When the original client resumes from the GC pause, it assumes it still holds a valid lease and proceeds to write to the same file, resulting in data corruption.
In essence:
the problem occurs when a client’s lease expires unexpectedly due to a long GC pause, allowing another client to acquire the lease and modify the same resource, leading to inconsistent data when the original client resumes and writes to the same resource under the assumption of a valid lease.
Fencing Tokens
To manage conflicts, especially where nodes may operate under false beliefs, systems use fencing tokens.
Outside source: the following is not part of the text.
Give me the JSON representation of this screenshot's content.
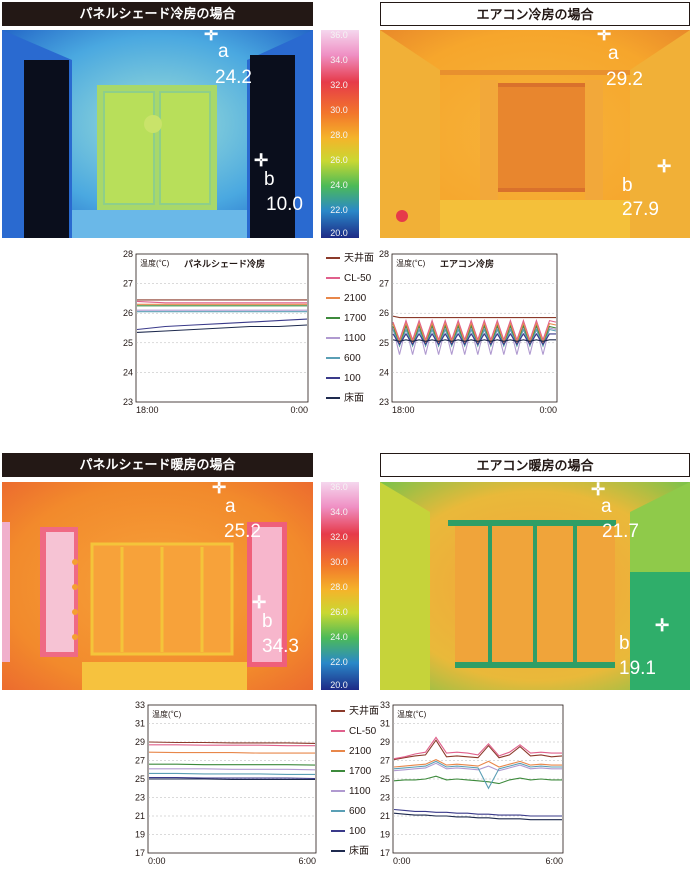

When a lock or lease is granted, a numerically increasing fencing token is also issued. This token must accompany any subsequent write requests to the storage service, allowing the lock server to validate requests and reject any that are outdated, ensuring operations align with the current system state.
Services like ZooKeeper utilize transaction IDs or node version numbers as fencing tokens to maintain order and consistency.
Handling Byzantine Faults
While fencing tokens address errors from non-malicious nodes, they cannot prevent intentional faults by nodes acting maliciously or under compromised conditions, known as Byzantine faults.
Systems must be Byzantine Fault Tolerant to operate correctly even if some nodes fail to follow protocol or external interference occurs. This is crucial in environments like aerospace, where data corruption could lead to catastrophic failures, or in decentralized networks like Bitcoin, where trust among participants cannot be assumed.
Summary
Distributed systems face challenges such as unreliable networks, faulty nodes, and GC Pause. Nodes cannot be certain of their state and must rely on consensus, often achieved through a quorum.
Leadership and resource locking require mechanisms like fencing tokens to prevent conflicts.
Byzantine faults pose significant risks, requiring Byzantine Fault Tolerant systems for resilience.
Different timing and failure models help in understanding and designing robust systems. Correctness in distributed algorithms hinges on maintaining safety (nothing bad happens) and liveness (something good eventually happens) properties.
While theoretical models provide a foundation, practical implementations must also account for real-world complexities through empirical testing.